Part of knowing what it mean to mourn in biblical times was also knowing the freedom that came when mourning ended. "You have turned my mourning into dancing; you have taken off my sackcloth and clothed me with joy," David wrote to God in Psalm 30. There was a physical heaviness about being in the Costume Center at the Met, a slowed pace of breathing and communal hush that was lifted as soon as we walked upstairs into the museum lobby. It was a move, to put it simplistically, from darkness to light.
Mourning clothes were very expensive; sometimes prohibitively so. The wall at the Met exhibit was lit up with passages written about mourning attire: "My mourning has been quite an inconvenience to me, this summer,” wrote Julia Ward Howe, author of "The Battle Hymn of the Republic." “I had just spent all the money I could afford for my summer clothes, and was forced to spend $30 more for black dresses. The black clothes, however, seem to me very idle things, and I shall leave word in my will that no one shall wear them for me."
It is romantic and sentimental thinking to propose a return to wearing mourning attire for the sake of resuming a stronger communal bond. Even without it, what we wear when we mourn is one of the ways we communicate the state of our interior life to the world around us.
Mourning is a good reason to see the everyday infused with meaning
I attended the funeral of a family friend last year in a black dress from Target. I remember buying it for $40. I remember wearing it to the wedding of two dear friends, and to a work event, and on a nice dinner date with my husband. But since the funeral, the dress has hung in the back of my closet. It feels too infused with death to take it out for a night on the town.

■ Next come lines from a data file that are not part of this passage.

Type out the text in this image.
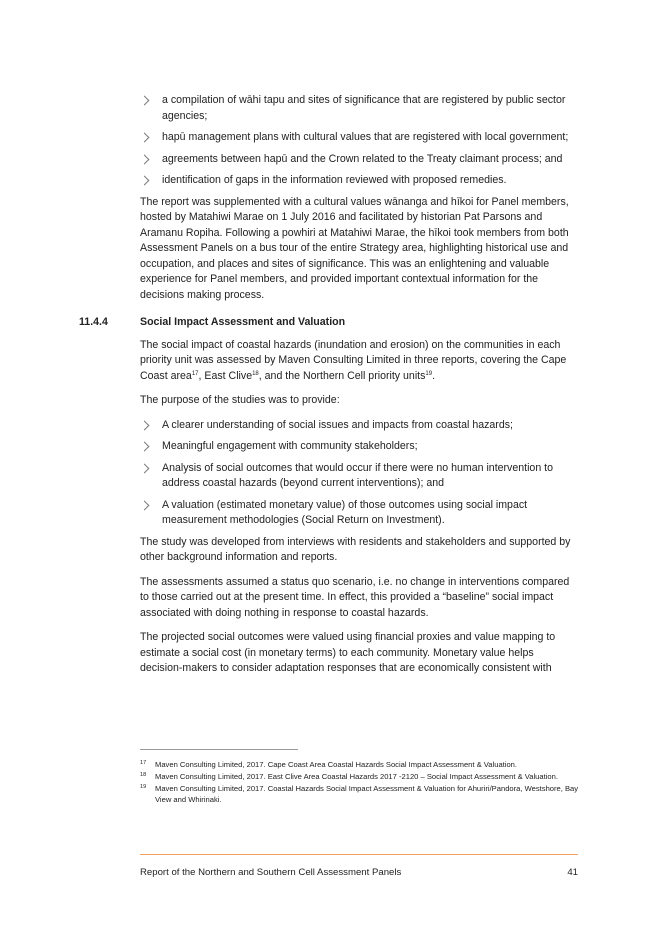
a compilation of wāhi tapu and sites of significance that are registered by public sector agencies;
hapū management plans with cultural values that are registered with local government;
agreements between hapū and the Crown related to the Treaty claimant process; and
identification of gaps in the information reviewed with proposed remedies.

The report was supplemented with a cultural values wānanga and hīkoi for Panel members, hosted by Matahiwi Marae on 1 July 2016 and facilitated by historian Pat Parsons and Aramanu Ropiha. Following a powhiri at Matahiwi Marae, the hīkoi took members from both Assessment Panels on a bus tour of the entire Strategy area, highlighting historical use and occupation, and places and sites of significance. This was an enlightening and valuable experience for Panel members, and provided important contextual information for the decisions making process.

11.4.4	Social Impact Assessment and Valuation

The social impact of coastal hazards (inundation and erosion) on the communities in each priority unit was assessed by Maven Consulting Limited in three reports, covering the Cape Coast area$^{17}$, East Clive$^{18}$, and the Northern Cell priority units$^{19}$.

The purpose of the studies was to provide:

A clearer understanding of social issues and impacts from coastal hazards;
Meaningful engagement with community stakeholders;
Analysis of social outcomes that would occur if there were no human intervention to address coastal hazards (beyond current interventions); and
A valuation (estimated monetary value) of those outcomes using social impact measurement methodologies (Social Return on Investment).

The study was developed from interviews with residents and stakeholders and supported by other background information and reports.

The assessments assumed a status quo scenario, i.e. no change in interventions compared to those carried out at the present time. In effect, this provided a “baseline” social impact associated with doing nothing in response to coastal hazards.

The projected social outcomes were valued using financial proxies and value mapping to estimate a social cost (in monetary terms) to each community. Monetary value helps decision-makers to consider adaptation responses that are economically consistent with

17 Maven Consulting Limited, 2017. Cape Coast Area Coastal Hazards Social Impact Assessment & Valuation.
18 Maven Consulting Limited, 2017. East Clive Area Coastal Hazards 2017 -2120 – Social Impact Assessment & Valuation.
19 Maven Consulting Limited, 2017. Coastal Hazards Social Impact Assessment & Valuation for Ahuriri/Pandora, Westshore, Bay View and Whirinaki.
Report of the Northern and Southern Cell Assessment Panels	41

The things we wear are still just things, and will carry only as much meaning as we allow them. Mourning is a good reason to see the everyday infused with meaning—as we miss the physical incarnation of the person we mourn, we recognize their scent in the closet or call their phone to hear their voice recording one more time. We live in a world of things, and part of their redemption is investing them with significance. Our forebears wore sackcloth to signal their grief; we wear black, which is the absence of light. We don't have a period of mourning set aside, but we do have therapists and books about grief and plenty of other contemporary trappings that make me glad to live in 2014.
When you stand in the middle of the room of mourning clothes and look at the mannequins at the Met, you can almost imagine them stepping off the platform to go about their business—shopping, cooking, hosting, working. Even then, the mourning clothes didn't symbolize a special protection against the little things that needed to be attended to every day. That's one thing that hasn't changed.
Death Becomes Her: A Century of Mourning Attire will be on display at the Costume Institute of the Metropolitan Museum of Art in New York through February 1, 2015.